Yang Yang and other young musicians in Beijing’s small but vital experimental rock scene are the focus of a documentary, Howling into Harmony, that I filmed over the course of the summer of 2011. If Yang Yang takes a certain glee in obliterating musical convention, other artists are less markedly extreme. A college student living with his parents, He Fan is the front man of Birdstriking, an up-and-coming trio that laces anthemic lyrics into wall-of-sound guitar rock. More pensive and restrained, sound-builder Li Qing of local duo Soviet Pop coaxes
whirrs and oscillations out of an array of vintage synthesizers painstakingly collected on eBay.
I first became acquainted with the Beijing scene in 2006 while attending high school in India: my band at the time started swapping Myspace comments with another of Li Qing’s projects, Snapline. Our shared love of early post-punk groups like the Fall and Joy Division dissolved any sense of a language barrier—we corresponded in band names and song titles, not in English or Chinese. The same year Li Qing and I first made contact, my family moved to Beijing. I started learning Mandarin and going to noise-rock shows.
For foreign observers of the Chinese scene, it can be tempting to indulge in a series of reductive tropes: rock as the ultimate political statement in a totalitarian regime; Chinese punks as naive, authentic foils to style-obsessed Western poseurs. The fact is, from Beijing to Brooklyn, most of us form bands for the same reasons: it’s fun, it’s cool, and self-expression means making a terrific racket.
What is political in a certain sense is that musicians like Yang Yang, Li Qing or He Fan choose to play music at all. Much like in the West, Chinese parents don’t exactly dream of their kids becoming rock stars. Success means owning property, buying a car and getting married. An engineering degree will get you there; being able to bash a drum kit might not help. “I do think it’s important for people in society to play rock music,” observed He Fan’s father, He Dongping. “But to have our own son playing rock…you could say we weren’t quite prepared for that.”
Beat Generation–obsessed Yang Yang offered his own interpretation. “Kerouac’s 1960s feels a lot like China today,” he explained to me while browsing translations of Foucault and Derrida at a bookstore in his backwater hometown. “Young people are starting to have ideas that were incompatible with their parents’ generation.”
In an age of file sharing and micro-blogs, it should come as little surprise that there are twenty-somethings in China who have heard everything from the Ramones and the Velvet Underground to Atlas Sound and Animal Collective. These kids have cool guitars and retro Chinese sneakers—they make music on their iPads and probably bought the same pair of jeans you’re wearing for ten bucks at a wholesale market. What makes rock and experimental music culture in China so fascinating is that on a certain level, it’s just like anywhere else.

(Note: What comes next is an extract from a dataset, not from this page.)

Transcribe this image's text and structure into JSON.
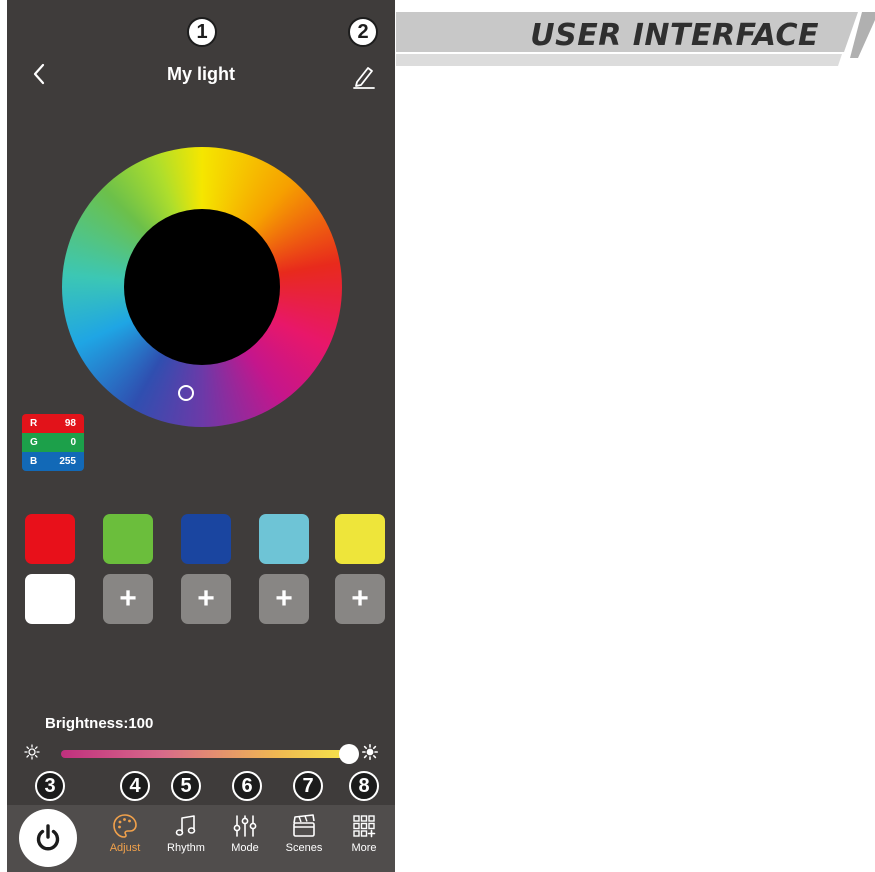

The subjects of my film may be Westernized, but they’re also ineluctably Chinese. “I think all ideology is crap,” He Fan told me in his childhood
bedroom. “[In democracy], people try to use you for their goals, too. You have to keep your mind clear.”
There is a sense of national identity independent of Party politics, the sanitized Internet and weathered Mao statues on university campuses. “When I play guitar, I can call it Chinese,” asserted Yang Yang, the morning after a particularly wild and discordant set. “I don’t need to sing a folk song or play a traditional melody. That’s just a musical form. There’s nothing Chinese about it.”